The Ransomware Attack on Manage My Health
New Zealand’s leading health management platform, Manage My Health, has recently fallen victim to a ransomware attack that marks a troubling chapter in the nation’s cybersecurity landscape. The incident involves the potential exposure of more than 400,000 documents connected to approximately 126,000 patients, with the attackers demanding a ransom of $60,000 by 5 AM on Tuesday or they will release the stolen data.
This breach has prompted a government investigation into the security measures currently in place, examining their sufficiency and future recommendations for improvements. As part of the response, Manage My Health is seeking a legal injunction to prevent the public release of the compromised information, while actively notifying affected individuals.
To tackle the threat, the company is collaborating with Health NZ, the Ministry of Health, and the Privacy Commissioner, as well as general practitioners, to ensure that ongoing risks are mitigated. The National Cyber Security Centre (NCSC) recently highlighted the troubling trend of cybercrime commercialization in its latest Cyber Threat Report.
During the 2024/25 reporting period, more than 40% of incidents managed by the NCSC were attributed to criminal motives, a stark contrast to the 25% linked to state-sponsored actors. Financially driven cyberattacks surged, with losses reported to have increased from $26.9 million to $21.6 million compared to the previous year. The NCSC cautions victims against complying with ransom demands, noting that many who do not recover their data often face further extortion regarding sensitive information.
The report also highlighted the rising threats stemming from artificial intelligence, simplifying the raiding of systems for even less technically skilled actors. The speed and scope of these AI-driven assaults pose significant challenges to traditional security defenses, underlining the need for robust cybersecurity hygiene. A proactive response must consistently outpace the threat posed by automation, as the stakes escalate.
Such breaches invoke comparisons to other significant security incidents in New Zealand. For example, the Waikato District Health Board’s attack in May 2021 incapacitated services across five hospitals and resulted in sensitive information about thousands being leaked on the dark web. Despite prior warnings about outdated security measures, the DHB found itself incapacitated for weeks, struggling to restore normal operations.
Examining Past Cybersecurity Incidents
The incident recalls similar breaches in the region, such as the ransomware attack on Tonga’s health system in June 2022, during which the hospital’s operations were brought to a standstill for nearly a month by a $1 million ransom demand. This prompted Australia to step in and assist in restoring clinical functionality while patients were advised to revert to handwritten records.
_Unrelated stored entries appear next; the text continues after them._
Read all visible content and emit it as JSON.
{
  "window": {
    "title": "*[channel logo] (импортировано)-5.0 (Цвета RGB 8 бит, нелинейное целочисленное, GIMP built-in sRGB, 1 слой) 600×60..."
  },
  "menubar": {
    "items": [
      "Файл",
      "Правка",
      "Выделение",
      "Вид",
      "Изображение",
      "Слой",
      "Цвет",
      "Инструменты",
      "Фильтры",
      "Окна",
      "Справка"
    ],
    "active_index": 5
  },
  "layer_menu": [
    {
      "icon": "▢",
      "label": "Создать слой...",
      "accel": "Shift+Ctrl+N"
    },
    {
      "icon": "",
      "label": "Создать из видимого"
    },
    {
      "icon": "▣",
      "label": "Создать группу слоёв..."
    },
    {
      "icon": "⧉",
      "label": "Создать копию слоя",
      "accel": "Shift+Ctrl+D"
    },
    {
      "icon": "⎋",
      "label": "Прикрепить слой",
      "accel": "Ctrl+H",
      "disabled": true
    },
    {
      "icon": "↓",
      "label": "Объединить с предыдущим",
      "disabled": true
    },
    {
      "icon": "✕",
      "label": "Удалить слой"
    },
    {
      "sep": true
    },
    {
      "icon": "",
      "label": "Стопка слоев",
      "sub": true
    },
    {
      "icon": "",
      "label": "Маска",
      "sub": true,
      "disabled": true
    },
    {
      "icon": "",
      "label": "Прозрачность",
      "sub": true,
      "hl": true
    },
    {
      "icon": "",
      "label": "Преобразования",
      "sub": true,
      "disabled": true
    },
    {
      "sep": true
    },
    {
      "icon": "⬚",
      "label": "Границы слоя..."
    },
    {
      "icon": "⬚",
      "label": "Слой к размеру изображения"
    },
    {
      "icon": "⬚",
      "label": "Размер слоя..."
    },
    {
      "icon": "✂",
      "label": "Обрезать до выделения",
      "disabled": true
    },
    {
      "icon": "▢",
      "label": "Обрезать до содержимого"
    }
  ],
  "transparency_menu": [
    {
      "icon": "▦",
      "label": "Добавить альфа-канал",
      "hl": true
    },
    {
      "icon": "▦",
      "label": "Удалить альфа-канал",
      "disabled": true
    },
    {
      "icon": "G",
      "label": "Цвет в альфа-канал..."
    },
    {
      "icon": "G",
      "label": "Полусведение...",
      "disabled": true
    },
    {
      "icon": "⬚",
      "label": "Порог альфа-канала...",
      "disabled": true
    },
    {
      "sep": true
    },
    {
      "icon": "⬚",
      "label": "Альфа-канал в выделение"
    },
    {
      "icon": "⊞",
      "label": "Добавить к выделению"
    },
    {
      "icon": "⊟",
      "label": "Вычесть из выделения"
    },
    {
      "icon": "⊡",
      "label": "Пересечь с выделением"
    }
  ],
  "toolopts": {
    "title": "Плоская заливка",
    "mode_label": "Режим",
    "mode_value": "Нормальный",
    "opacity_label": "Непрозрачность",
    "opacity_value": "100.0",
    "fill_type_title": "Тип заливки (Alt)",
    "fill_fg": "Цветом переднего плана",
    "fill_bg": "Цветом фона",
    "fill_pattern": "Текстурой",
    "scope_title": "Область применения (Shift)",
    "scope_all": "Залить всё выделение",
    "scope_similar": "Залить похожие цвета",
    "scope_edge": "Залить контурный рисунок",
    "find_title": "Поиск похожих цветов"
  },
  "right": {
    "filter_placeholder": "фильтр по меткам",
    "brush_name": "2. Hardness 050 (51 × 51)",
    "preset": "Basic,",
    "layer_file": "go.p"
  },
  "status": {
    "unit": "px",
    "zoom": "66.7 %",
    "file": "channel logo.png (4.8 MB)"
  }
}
Successful recovery from ransomware attacks often relies on diligent groundwork. A case highlighted in the NCSC’s report described how an organization mitigated damage following a ransomware breach. Although unauthorized access was gained due to a lack of multi-factor authentication, timely backups allowed a rapid restoration of services.
In contrast, the WannaCry incident of May 2017 exemplified the widespread disruption that can stem from such attacks. Effecting over 300,000 computers across 150 nations and targeting the UK’s National Health Service, this attack severely hindered hospital operations, resulting in substantial cancellations and lost appointments.
The ramifications of such attacks extend beyond healthcare. Notably, incidents affecting the financial sector and other industries reveal the pervasive nature of cybersecurity vulnerabilities. The 2023 Latitude Financial breach, which impacted over 14 million records, and the 2024 Nissan cyber assault illustrate the variety of sectors grappling with potential exposure.
As the landscape of cyber threats evolves, business owners must remain vigilant and informed about the techniques adversaries may employ. Insights from the MITRE ATT&CK matrix indicate that tactics such as initial access—through phishing or exploitation of vulnerabilities—persistence, and privilege escalation could be relevant in understanding how attackers orchestrated their strategies during these breaches. Protecting sensitive data requires comprehensive strategies that not only address current vulnerabilities but will also ensure robust defenses against future incursions.